On July 15, 2008, the scientists behind the KSTAR (Korea Superconducting Tokamak Advanced Reactor) project tested the device by creating "first plasma". This is analogous to the first light of a telescope. KSTAR's task is to test and study various techniques and technologies that will eventually be involved in the commercialization of fusion energy. It is also part of the ITER fusion research project, which has the goal of attempting to usher in an era of environmentally friendly and almost unlimited energy.
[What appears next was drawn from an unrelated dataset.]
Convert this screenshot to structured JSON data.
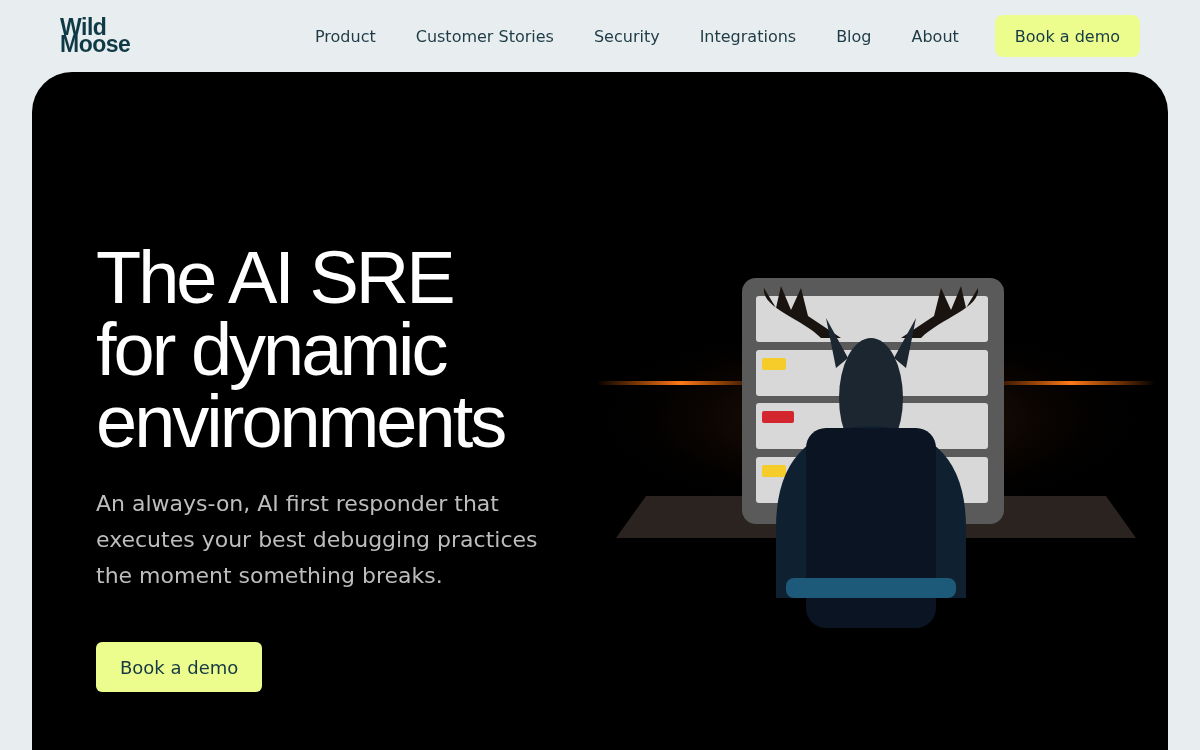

Although it isn't at the core of the ITER mission, KSTAR has still achieved several milestones in physics and fusion energy production. It is currently the largest tokamak type reactor in the world, and it is one of the first reactors to use fully superconducting magnets of the same type as those that will be installed in ITER. KSTAR will be studying the use of both hydrogen and deuterium for potential fusion fuel sources, but is not intended to look into the use of tritium, which will be studied by the main ITER reactor once it has been completed.
KSTAR requires 30 supercooled (-268Â°C) superconducting magnets - weighing in at a combined 300 tons - in order to contain the plasma, which can reach temperatures up to one hundred million degrees. No known substance could contain matter at those temperatures, so magnetic fields must be employed to keep the plasma from coming into contact with the components of the reactor.
Kwon Eun-Hee, who works for the National Fusion Research Institute, said, "Today's demonstration was highly successful." Ryu Koo-hee, speaking on behalf of the Korean ministries of Education and Science and Technology, added that "[t]he generation of plasma proves that KSTAR is ready to operate and contribute significantly to the research for nuclear fusion."